Salle : Le Petit Faucheux
Ville : Tours (37)

La deuxième édition du Festival Mauvais Genre a très bien débutée. Après le discours d’accueil de Gary Constant, le créateur du Festival, nous avons eu droit à la projection de « Morsure », un court métrage de David MORLEY (président du jury). « Morsure » a été tourné avec l’argent de la production de « Mutant », son long métrage qui devrait sortir prochainement avec Hélène de Fougerolle et Dida. « Morsure » avait pour but de tester différentes techniques qui seraient utilisées dans « Mutant », notamment les effets spéciaux. Et aussi permettre de trouver des financiers. Au final, ce court métrage tient bien la route et trouve sa place dans le monde des courts métrages horrifiques sans aucun problème. Tout commence avec une femme qui est poursuivie, en pleine nuit, au milieu d’une forêt, par un homme armé d’un fusil. Elle finit par trouver refuge dans une maison habitée par un couple qui la connaît. Son poursuivant arrive peu de temps après et explique à l’homme de la maison que la femme est malade et qu’elle présente une grave menace de contamination. Raison pour laquelle il la poursuivait…

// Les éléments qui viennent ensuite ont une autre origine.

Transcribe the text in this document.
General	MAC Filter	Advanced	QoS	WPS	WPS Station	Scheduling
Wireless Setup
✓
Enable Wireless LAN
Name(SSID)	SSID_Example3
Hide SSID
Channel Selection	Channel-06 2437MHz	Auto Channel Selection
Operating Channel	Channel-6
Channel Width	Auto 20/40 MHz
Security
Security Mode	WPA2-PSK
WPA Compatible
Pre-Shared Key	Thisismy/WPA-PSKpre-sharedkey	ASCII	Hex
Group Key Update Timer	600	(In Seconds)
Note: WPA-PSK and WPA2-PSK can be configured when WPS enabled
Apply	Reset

Un court métrage bien efficace, avec de très bons effets spéciaux. Un joli travail sur la lumière également. Bien sale dans les parties gore, avec des clins d’œil à L’exorciste et à Alien. A voir si vous en avez l’occasion.



Après la présentation du jury jeune et du jury professionnel. David MORLEY a annoncé officiellement l’ouverture du Fesival.

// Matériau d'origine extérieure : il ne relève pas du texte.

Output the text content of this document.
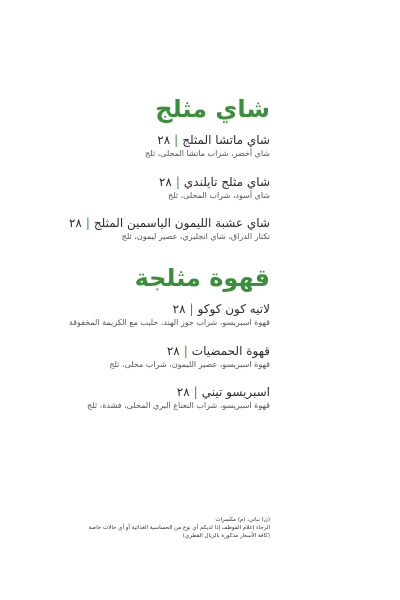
شاي مثلج
شاي ماتشا المثلج|٢٨
شاي أخضر، شراب ماتشا المحلى، ثلج
شاي مثلج تايلندي|٢٨
شاي أسود، شراب المحلى، ثلج
شاي عشبة الليمون الياسمين المثلج|٢٨
تكتار الدراق، شاي انجليزي، عصير ليمون، ثلج
قهوة مثلجة
لاتيه كون كوكو|٢٨
قهوة اسبريسو، شراب جوز الهند، حليب مع الكريمة المخفوقة
قهوة الحمضيات|٢٨
قهوة اسبريسو، عصير الليمون، شراب محلى، ثلج
اسبريسو تيني|٢٨
قهوة اسبريسو، شراب النعناع البري المحلى، فشدة، ثلج
(ن) نباتي، (م) مكسرات
الرجاء إعلام الموظف إذا لديكم أي نوع من الحساسية الغذائية أو أي حالات خاصة
(كافة الأسعار مذكورة بالريال القطري)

Nous avons pu découvrir en avant première mondiale, le court métrage de Fabien DUBOIS (membre du jury) : « osc[dist] ». Un court métrage barré avec une grosse influence asiatique. Un couple se fait attaquer par une femme brune armée d’un couteau, elle blesse l’homme asiatique au visage et tue la femme blonde. On retrouve juste après cette jeune femme brune sur les bords d’un fleuve (La Loire) qui photographie des personnes au comportement étrange qu’elle attire au moyen d’un son enregistré sur son dictaphone avant de s’enfuir, car ces êtres semblent assez dangereux. Mais la principale menace va venir de l’homme asiatique qu’elle a blessé, car il réclame vengeance. Mais attention, ce que l’on voit à travers un objectif n’est que la restitution d’une image et non la réalité elle-même. Et cette dernière n’est pas toujours ce que l’on croit avoir pu capturer…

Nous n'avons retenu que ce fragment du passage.